What is the difference between a workflow diagram and a flowchart?

A flowchart models the logic of a single actor or program, while a workflow diagram models tasks performed by multiple people, teams, or systems and emphasizes the handoffs between them. Workflow diagrams typically add swimlanes so each step has a visible owner. The shapes are largely the same; the subject matter differs.

What are the basic symbols in a workflow diagram?

Six shapes cover almost every case: rounded terminators for start and end, rectangles for tasks, diamonds for decisions, wavy-bottom rectangles for documents, parallelograms for data input/output, and small connector circles for jumping between pages. Every decision diamond should have a question inside and a label on each outgoing arrow.

When should I use BPMN instead of a simple workflow diagram?

Use BPMN when a workflow engine like Camunda or Flowable will execute the model, or when a compliance or process team requires the standard notation.
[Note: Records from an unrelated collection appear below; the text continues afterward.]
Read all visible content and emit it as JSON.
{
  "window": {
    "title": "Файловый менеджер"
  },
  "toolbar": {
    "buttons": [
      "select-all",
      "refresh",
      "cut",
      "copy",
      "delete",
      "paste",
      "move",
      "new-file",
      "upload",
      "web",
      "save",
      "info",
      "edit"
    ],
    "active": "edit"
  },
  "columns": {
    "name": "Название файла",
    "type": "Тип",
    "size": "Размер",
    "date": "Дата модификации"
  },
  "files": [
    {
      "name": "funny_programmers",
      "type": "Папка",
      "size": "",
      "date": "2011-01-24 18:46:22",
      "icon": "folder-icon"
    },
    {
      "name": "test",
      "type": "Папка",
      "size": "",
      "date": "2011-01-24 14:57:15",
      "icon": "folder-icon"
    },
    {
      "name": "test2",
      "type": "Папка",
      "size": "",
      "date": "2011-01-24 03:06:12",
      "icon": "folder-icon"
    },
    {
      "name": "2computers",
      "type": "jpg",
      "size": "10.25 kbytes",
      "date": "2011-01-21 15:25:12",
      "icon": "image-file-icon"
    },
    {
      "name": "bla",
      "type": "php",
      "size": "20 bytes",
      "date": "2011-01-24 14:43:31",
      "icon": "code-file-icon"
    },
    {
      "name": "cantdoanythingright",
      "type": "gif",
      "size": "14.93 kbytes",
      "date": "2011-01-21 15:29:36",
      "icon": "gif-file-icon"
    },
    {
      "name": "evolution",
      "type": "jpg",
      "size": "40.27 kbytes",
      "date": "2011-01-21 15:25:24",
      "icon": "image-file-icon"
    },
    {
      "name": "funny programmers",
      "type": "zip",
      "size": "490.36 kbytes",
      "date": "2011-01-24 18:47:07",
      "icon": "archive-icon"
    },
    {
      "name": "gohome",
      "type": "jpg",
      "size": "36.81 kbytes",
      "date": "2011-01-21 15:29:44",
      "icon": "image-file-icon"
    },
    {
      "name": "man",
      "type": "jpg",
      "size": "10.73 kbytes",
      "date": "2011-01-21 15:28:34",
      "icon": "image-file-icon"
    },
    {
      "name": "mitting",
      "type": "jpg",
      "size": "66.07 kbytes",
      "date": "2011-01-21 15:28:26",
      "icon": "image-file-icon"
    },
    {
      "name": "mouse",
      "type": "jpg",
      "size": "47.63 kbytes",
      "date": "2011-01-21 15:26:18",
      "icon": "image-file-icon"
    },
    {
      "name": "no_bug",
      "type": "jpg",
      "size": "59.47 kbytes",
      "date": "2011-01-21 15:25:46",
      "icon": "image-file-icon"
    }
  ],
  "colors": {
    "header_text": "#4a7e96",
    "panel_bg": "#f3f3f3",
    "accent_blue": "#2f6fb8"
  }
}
For processes that humans follow, a swimlane workflow diagram is easier to read and maintain. BPMN's event and gateway types add precision most teams never need.

How do I create a workflow diagram from a text description?

Write the process as plain prose, naming the lanes (roles), the steps in order, and each decision with its yes and no branches. Paste that into an AI diagram tool such as AIDrawIO's workflow diagram generator, which outputs editable draw.io XML you can refine in diagrams.net and export as SVG or PNG. Alternatively, write it as Mermaid flowchart code if you want the source rendered in GitHub.

What makes a workflow diagram effective?

Three properties: every step names an owning role, every decision point has labeled branches including failure and timeout paths, and the source file lives somewhere versioned so the diagram evolves with the process. If a new team member can execute the process from the diagram alone, it works.